Estávamos em que ano?
Foi há trinta anos.
Porque considera que é a sua casa?
Porque, infelizmente, com a Revolução, perdi a minha casa de família, em Lisboa, e também perdi a herdade que tínhamos. As duas grandes amarras que tinha no país foram-se. Foi a primeira casa que comprei depois de uma certa recuperação económica. E tenho lá o meu cão.
Como é que se chama o seu cão?
Rocky.
É de que raça?
É três quartos Golden Retriever e o resto algo.
Nos últimos 30 anos, essa tem sido a casa onde passa mais tempo?
Não. Basicamente passo três meses do ano em Portugal, noventa dias nos Estados Unidos e noventa dias em Londres.
Milimétrico?
Não é milimétrico. É, mais ou menos, o que dá a conta. E, o resto, é andar à vela.
Perdeu o seu pai quando era muito novo?
Muito novo. Tinha dezanove anos.
Mas ficaram-lhe memórias bastante fortes.
Era um homem extraordinário.
O que é que recorda mais? Porque aos dezanove anos já era um homem...
Duas coisas. Quando nasci ele já tinha quarenta e cinco anos. Tal vez por isso pôde proporcionar-me uma educação extraordinária.

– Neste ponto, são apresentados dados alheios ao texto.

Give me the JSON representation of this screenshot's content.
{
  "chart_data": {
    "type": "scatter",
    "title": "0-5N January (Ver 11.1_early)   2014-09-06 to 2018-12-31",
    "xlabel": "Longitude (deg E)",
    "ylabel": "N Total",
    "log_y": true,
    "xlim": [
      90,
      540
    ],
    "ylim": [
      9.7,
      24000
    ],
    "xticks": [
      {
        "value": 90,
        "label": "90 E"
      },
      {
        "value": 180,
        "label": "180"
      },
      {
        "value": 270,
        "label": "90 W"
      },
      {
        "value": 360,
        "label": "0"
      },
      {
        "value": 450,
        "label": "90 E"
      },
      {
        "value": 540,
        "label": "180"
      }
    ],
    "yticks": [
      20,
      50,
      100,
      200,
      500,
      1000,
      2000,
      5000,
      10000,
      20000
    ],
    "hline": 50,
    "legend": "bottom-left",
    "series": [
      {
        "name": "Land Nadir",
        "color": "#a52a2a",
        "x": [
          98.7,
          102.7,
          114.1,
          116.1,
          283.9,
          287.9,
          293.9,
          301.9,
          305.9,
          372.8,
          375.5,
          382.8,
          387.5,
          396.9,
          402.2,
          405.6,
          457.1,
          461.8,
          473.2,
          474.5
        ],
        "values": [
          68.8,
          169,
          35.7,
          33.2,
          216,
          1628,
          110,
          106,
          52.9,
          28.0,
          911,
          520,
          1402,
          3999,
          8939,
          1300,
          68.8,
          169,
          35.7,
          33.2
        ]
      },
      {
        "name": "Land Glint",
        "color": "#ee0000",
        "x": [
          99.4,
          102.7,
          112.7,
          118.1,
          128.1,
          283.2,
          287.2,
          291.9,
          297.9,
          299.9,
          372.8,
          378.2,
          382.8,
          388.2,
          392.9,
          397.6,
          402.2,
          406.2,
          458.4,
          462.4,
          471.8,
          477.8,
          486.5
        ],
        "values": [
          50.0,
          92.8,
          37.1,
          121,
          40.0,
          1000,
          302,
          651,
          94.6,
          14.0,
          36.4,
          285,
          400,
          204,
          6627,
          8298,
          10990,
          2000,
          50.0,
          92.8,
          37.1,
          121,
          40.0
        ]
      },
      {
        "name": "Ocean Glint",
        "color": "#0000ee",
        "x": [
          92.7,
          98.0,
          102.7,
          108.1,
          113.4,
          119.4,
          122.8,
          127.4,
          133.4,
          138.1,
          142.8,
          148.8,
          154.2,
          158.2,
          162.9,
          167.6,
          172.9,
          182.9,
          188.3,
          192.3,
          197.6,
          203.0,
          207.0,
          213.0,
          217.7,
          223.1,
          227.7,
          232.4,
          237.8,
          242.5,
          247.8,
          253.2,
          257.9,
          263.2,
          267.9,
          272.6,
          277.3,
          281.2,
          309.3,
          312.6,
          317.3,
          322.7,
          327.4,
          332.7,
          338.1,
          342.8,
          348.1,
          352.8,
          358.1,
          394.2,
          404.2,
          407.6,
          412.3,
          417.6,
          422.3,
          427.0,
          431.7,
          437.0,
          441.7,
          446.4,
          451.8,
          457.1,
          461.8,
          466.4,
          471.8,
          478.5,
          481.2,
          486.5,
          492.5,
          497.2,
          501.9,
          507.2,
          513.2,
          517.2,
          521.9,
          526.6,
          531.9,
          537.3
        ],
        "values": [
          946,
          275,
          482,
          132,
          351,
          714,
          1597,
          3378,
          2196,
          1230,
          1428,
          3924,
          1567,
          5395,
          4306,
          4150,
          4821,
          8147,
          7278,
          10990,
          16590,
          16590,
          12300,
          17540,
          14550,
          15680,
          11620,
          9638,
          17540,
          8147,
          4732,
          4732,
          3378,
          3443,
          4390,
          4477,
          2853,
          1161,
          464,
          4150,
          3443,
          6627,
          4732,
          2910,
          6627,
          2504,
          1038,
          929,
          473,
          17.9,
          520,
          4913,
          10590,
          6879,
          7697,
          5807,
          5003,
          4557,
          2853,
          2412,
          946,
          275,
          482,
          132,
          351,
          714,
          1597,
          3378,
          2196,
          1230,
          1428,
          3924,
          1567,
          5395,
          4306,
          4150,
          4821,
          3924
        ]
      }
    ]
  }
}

Viajei imenso com ele. Às vezes, faltava às aulas, mas tinha um tutor. A segunda coisa que ele me ensinou - ou, pelo menos, era uma característica sua - era saber lidar com todas as pessoas. Do nível mais baixo ao mais alto. Uma vez, portei-me mal e chamei uns nomes muito feios a uma empregada, no Alentejo. Daquelas coisas de miúdo. Ele obrigou-me a pedir-lhe desculpa em frente do pessoal todo. E tinha toda a razão.
O seu pai viajava muito?
Viajava. Ia-se de navio e voltava-se de navio. Não era como hoje, que vou a Nova Iorque e regresso no dia seguinte.
Não conseguiria passar três meses em cada sítio....
Não, era outro ritmo. Mas era interessante porque as coisas faziam-se à mesma. Hoje temos uma capacidade de comunicação extraordinária. Posso gerir os meus negócios todos os dias. Posso estar na Patagónia, a bordo do meu barco, trabalho duas, três horas por dia. Tenho satélite. Praticamente, só vou ao escritório para encontrar pessoas.
Ao longo da vida, quais foram os outros homens que o marcaram?
Digo sempre que devo imenso a um homem chamado Manuel Bulhosa. Foi das pessoas que mais me marcou, profissionalmente.
Voltando à adolescência. Andou no colégio francês...
No Liceu Francês. A minha mãe era francesa e fiz toda a minha educação em francês: o ‘jardin d'enfant', a primária e o secundário. Depois fui estudar para a universidade, para Paris.
E da sua mãe que memórias mais o marcaram?
Tivemos sempre um relacionamento um pouco mais distante, porque viajava imenso. O social naquela altura era assim. Era francesa. Uma mulher linda, mas via-a menos do que uma mãe. Tinha uma ‘mademoiselle' - como se chamavam naquela época -, uma senhora francesa, encantadora, que cuidava de mim.